Я ощутил отчаяние, потому что совершенно не представлял, как надо правильно отвечать на этот вопрос. И, видимо от отчаяния, принялся рассказывать про красного пластилинового человечка и картонную ракету, из которой не было выхода. Дедок сразу оживился, заблестел глазами, а когда я дошел до того, как нам с Митьком пришлось ползти в противогазе по коридору, вообще схватил меня за руку и захохотал, отчего шрам у него на лбу стал совсем багровым. Потом он вдруг посерьезнел.
– А ты знаешь, – сказал он, – что это непростое дело – в космос летать? А если Родина попросит жизнь отдать? Тогда что, а?
– Это уж как водится, – насупившись, сказал я.
Тогда он уставился мне в глаза и смотрел, наверно, минуты три.
– Верю, – сказал он наконец, – можешь.
Услышав, что Митёк, который с детства хотел на Луну, поступает тоже, он записал его фамилию на листе бумаги. Митёк потом рассказывал, что старичок долго выяснял, почему именно на Луну.
На следующий день после завтрака на колоннах гарнизонного клуба появились списки с фамилиями поступивших; мы с Митьком в списке стояли рядом, не по алфавиту. Кто-то поплелся на апелляцию, кто-то прыгал от радости на расчерченном белыми линиями асфальте, кто-то бежал к телефону, и над всем этим, помню, тянулась в выцветшем небе белая полоса инверсионного следа.
Зачисленных на первый курс позвали на встречу с летно-преподавательским составом – преподаватели уже ждали в клубе. Помню тяжелые бархатные шторы, стол во всю сцену и сидящих за ним официально-строгих офицеров. Вел встречу моложавый подполковник с острым хрящеватым носом; пока он говорил, я представлял его в летном комбинезоне и гермошлеме, сидящим в кабине пятнистого, как дорогие джинсы, МиГа.
– Ребята, очень не хочется вас пугать, очень не хочется начинать нашу беседу со страшных слов, так? Но вы ведь знаете: не мы с вами выбираем время, в которое живем, – время выбирает нас. Может быть, с моей стороны и неверно давать вам такую информацию, так, но все же я скажу…
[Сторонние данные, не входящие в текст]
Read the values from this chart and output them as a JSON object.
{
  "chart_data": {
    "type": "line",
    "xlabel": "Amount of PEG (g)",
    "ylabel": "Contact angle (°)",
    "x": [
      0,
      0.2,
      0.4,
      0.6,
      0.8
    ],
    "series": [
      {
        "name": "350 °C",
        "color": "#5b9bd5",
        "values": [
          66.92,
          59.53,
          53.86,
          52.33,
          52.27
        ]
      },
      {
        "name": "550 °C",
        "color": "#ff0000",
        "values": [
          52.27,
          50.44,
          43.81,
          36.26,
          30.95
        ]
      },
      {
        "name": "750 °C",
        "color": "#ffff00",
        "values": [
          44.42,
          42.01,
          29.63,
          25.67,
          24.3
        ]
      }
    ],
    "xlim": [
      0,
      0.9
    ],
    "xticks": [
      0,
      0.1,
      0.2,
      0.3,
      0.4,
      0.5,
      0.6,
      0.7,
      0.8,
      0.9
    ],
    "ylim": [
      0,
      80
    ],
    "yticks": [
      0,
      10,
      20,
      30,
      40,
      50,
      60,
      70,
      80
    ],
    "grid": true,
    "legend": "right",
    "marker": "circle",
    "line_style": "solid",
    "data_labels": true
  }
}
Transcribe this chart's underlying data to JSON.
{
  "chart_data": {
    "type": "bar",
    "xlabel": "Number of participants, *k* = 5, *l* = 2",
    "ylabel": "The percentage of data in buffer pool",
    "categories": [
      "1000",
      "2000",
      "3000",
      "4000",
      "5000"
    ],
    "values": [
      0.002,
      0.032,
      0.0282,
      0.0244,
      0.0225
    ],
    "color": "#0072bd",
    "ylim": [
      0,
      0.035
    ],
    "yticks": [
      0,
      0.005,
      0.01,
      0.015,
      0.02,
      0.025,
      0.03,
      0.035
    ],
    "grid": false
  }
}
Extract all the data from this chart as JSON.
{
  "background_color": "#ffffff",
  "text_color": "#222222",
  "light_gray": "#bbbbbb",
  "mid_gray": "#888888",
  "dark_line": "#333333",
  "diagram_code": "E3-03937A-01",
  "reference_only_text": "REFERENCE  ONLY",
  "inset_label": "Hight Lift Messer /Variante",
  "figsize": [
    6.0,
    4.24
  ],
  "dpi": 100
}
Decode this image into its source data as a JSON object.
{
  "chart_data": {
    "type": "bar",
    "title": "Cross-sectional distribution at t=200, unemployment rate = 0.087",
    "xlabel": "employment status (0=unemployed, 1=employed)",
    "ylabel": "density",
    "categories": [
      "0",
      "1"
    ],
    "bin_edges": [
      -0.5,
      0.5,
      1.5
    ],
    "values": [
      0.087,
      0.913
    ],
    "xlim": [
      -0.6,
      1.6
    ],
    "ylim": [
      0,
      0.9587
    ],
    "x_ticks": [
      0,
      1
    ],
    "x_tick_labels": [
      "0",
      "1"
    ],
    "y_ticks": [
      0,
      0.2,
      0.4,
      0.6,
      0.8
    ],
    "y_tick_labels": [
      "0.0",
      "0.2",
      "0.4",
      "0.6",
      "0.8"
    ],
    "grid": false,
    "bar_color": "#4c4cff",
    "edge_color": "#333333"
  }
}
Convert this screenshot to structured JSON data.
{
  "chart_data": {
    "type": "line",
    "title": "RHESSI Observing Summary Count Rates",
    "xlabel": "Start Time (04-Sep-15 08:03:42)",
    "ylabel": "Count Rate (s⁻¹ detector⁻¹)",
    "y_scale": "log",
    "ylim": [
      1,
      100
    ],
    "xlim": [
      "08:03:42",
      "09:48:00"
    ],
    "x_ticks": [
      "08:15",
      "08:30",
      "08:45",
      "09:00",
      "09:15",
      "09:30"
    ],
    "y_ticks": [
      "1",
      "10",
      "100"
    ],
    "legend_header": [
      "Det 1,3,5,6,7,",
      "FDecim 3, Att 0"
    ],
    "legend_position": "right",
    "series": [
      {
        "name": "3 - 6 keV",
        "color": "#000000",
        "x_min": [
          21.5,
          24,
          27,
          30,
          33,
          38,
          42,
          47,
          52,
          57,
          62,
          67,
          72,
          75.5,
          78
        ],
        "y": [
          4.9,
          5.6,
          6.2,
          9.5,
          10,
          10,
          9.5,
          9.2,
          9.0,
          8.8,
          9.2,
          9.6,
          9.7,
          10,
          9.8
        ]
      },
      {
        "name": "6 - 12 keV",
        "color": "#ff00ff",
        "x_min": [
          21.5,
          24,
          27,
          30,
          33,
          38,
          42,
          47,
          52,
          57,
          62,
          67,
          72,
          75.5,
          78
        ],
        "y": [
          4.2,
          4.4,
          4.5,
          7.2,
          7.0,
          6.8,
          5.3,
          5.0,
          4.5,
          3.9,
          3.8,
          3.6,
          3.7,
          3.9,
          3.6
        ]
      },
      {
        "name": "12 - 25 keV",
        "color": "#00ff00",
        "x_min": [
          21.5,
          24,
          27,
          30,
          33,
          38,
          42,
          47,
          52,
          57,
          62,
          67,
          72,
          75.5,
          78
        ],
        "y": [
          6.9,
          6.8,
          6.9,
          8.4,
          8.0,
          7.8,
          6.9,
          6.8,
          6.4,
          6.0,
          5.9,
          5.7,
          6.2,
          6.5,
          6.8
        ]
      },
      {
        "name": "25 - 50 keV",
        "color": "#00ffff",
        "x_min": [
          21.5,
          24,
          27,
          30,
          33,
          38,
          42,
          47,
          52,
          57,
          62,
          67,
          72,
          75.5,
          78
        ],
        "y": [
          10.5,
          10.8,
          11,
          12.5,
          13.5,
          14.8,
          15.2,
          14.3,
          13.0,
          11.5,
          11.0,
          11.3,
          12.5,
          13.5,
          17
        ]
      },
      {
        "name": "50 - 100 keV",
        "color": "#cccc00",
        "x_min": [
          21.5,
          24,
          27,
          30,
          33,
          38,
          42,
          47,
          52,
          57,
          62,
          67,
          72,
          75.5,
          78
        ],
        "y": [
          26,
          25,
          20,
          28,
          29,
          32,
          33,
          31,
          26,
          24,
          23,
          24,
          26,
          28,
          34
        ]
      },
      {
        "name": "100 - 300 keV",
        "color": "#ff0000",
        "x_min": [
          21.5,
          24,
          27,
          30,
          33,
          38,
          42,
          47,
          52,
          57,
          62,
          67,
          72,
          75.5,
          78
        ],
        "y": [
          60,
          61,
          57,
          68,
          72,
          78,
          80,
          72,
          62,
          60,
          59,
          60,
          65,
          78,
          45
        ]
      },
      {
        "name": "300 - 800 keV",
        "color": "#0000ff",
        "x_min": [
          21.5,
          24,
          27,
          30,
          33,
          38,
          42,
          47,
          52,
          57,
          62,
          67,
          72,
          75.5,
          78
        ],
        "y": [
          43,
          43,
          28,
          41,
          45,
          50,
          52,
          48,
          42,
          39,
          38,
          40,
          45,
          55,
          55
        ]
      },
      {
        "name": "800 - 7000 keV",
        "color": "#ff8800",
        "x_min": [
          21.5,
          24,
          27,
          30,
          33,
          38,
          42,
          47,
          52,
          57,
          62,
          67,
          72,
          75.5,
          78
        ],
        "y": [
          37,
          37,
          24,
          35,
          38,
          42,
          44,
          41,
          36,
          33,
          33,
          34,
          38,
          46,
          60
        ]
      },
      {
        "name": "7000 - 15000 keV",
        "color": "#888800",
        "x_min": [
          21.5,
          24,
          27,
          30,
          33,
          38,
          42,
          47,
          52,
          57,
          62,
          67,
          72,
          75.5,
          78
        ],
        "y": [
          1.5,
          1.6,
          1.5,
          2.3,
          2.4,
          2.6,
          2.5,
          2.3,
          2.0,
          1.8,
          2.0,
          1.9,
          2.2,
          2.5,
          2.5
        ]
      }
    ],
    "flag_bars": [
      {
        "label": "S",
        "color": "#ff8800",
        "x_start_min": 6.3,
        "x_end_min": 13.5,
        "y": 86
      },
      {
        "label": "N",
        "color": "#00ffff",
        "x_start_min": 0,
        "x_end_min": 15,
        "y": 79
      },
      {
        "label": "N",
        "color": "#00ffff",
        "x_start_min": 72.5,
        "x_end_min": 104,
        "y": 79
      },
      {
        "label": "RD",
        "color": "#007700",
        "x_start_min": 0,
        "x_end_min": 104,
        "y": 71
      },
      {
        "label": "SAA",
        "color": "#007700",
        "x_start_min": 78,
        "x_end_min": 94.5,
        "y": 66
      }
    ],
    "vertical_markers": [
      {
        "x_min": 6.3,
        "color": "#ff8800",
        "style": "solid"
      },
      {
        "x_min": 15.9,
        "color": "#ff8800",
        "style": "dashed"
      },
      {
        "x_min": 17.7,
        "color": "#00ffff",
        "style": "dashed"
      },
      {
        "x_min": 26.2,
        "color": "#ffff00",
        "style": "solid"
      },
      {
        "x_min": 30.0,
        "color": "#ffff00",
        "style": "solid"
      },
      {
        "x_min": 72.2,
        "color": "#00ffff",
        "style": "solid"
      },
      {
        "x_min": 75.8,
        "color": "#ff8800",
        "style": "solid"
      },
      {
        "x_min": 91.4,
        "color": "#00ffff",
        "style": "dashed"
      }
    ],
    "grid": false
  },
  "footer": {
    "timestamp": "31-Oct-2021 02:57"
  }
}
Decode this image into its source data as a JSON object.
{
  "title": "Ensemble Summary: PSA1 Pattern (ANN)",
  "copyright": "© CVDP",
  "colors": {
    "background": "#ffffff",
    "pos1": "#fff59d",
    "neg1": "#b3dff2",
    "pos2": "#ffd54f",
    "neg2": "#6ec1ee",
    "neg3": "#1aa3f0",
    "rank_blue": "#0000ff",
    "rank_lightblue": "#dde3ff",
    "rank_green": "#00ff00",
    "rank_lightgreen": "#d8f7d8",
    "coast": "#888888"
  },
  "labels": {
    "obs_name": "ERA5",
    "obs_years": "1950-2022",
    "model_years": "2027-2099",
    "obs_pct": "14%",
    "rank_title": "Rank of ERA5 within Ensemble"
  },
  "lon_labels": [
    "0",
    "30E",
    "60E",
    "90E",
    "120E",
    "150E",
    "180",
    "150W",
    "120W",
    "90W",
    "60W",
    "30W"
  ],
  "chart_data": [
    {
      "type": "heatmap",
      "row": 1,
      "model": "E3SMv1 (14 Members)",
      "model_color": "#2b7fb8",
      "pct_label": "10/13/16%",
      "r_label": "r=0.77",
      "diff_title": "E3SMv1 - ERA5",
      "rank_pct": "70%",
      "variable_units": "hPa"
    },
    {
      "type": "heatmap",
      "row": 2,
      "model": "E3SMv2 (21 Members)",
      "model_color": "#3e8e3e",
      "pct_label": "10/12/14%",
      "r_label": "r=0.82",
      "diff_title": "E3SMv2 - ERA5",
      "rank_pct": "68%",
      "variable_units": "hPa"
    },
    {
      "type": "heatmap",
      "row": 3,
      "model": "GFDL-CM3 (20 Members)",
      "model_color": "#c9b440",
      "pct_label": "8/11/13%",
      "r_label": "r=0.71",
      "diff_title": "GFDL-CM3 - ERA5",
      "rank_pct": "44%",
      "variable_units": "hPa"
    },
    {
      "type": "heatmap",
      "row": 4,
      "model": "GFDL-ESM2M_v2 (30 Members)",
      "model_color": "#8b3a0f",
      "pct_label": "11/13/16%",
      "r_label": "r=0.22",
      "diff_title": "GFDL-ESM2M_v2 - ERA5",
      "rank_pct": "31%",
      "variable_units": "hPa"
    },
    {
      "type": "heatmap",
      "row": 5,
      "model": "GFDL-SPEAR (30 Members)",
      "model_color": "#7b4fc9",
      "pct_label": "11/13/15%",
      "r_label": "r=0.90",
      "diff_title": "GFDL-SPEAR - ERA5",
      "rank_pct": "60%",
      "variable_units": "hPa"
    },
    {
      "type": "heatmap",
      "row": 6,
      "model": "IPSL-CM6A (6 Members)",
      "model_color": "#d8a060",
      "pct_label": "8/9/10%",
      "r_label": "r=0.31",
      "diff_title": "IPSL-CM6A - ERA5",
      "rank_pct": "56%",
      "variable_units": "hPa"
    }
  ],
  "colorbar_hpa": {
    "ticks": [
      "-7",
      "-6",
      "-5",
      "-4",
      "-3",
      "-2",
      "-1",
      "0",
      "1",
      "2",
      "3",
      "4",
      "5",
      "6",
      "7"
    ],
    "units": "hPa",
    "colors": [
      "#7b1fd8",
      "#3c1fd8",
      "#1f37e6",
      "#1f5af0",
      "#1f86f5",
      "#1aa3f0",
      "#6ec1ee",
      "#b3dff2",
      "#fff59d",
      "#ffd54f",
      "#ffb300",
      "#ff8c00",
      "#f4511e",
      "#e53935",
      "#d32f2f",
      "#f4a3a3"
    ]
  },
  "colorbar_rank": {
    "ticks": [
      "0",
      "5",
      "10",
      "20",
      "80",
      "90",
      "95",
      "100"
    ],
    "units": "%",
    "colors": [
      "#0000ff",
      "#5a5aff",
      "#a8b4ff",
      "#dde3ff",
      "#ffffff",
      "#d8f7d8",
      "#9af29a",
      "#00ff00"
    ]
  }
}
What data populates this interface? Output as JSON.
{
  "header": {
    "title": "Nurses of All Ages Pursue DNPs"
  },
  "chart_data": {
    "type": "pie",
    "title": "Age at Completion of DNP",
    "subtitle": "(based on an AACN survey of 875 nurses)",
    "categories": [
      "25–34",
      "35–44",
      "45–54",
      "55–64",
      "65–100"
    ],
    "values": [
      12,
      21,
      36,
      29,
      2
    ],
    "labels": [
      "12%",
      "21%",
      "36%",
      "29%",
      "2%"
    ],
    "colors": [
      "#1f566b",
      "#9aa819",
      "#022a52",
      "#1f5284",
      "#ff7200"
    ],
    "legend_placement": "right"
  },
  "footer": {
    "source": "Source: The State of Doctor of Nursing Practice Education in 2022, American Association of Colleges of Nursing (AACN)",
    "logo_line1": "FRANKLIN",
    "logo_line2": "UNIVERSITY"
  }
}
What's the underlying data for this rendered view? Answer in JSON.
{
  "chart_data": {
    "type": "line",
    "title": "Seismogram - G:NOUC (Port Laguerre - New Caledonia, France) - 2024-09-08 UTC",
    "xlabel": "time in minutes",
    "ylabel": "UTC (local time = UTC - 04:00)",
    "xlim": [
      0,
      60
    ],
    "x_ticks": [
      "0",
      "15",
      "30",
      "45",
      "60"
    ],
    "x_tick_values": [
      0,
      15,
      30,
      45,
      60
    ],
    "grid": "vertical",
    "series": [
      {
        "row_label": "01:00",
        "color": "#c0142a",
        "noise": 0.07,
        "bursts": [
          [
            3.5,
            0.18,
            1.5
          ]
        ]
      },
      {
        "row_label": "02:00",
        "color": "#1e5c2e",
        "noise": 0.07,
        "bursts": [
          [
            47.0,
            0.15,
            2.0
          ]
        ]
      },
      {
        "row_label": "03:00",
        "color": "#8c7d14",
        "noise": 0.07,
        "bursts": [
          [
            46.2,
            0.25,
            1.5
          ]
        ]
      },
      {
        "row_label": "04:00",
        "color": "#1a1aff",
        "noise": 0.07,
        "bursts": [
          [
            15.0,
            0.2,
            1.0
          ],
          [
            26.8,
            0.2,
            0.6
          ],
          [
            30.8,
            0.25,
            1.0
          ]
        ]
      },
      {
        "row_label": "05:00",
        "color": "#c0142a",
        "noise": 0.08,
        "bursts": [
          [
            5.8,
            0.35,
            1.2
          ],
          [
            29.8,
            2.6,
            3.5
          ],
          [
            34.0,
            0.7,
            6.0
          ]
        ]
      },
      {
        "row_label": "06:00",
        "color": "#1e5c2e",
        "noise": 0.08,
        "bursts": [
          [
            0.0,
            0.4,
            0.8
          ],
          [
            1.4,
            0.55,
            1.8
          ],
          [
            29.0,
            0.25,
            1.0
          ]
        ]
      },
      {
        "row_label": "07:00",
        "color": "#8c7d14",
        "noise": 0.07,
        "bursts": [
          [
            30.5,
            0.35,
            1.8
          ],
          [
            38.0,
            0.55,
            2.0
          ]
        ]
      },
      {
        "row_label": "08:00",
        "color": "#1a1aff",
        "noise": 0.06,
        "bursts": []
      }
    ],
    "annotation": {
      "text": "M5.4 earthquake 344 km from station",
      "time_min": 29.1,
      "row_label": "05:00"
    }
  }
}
Подполковник замолчал на секунду, нагнулся к сидящему рядом с ним майору и что-то сказал ему на ухо. Майор нахмурился, постучал, раздумывая, по столу тупым концом карандаша, а потом кивнул.
– Значит, – заговорил подполковник тихим голосом, – недавно на закрытом совещании армейских политработников время, в которое мы живем, было определено как предвоенное!
Подполковник замолчал, ожидая реакции, но в зале, видимо, ничего не поняли – во всяком случае, ничего не поняли мы с Митьком.
– Поясняю, – сказал тогда он еще тише, – совещание было пятнадцатого июля, так? Значит, до пятнадцатого июля мы жили в послевоенное время, а с тех пор – месяц уже целый – живем в предвоенное, ясно или нет?
Несколько секунд в зале стояла тишина.
– Я это говорю не к тому, чтоб пугать, – заговорил уже нормальным голосом подполковник, – просто надо помнить, какая на наших с вами плечах ответственность, так? Вы правильно сделали, что пришли в наше училище. Сейчас я хочу сказать вам, что мы тут готовим не просто летчиков, а в первую очередь настоящих людей, так? И когда вы получите дипломы и воинские звания, будьте уверены, что к этому времени вы станете настоящими человеками с самой большой буквы, так, какая только бывает в советской стране.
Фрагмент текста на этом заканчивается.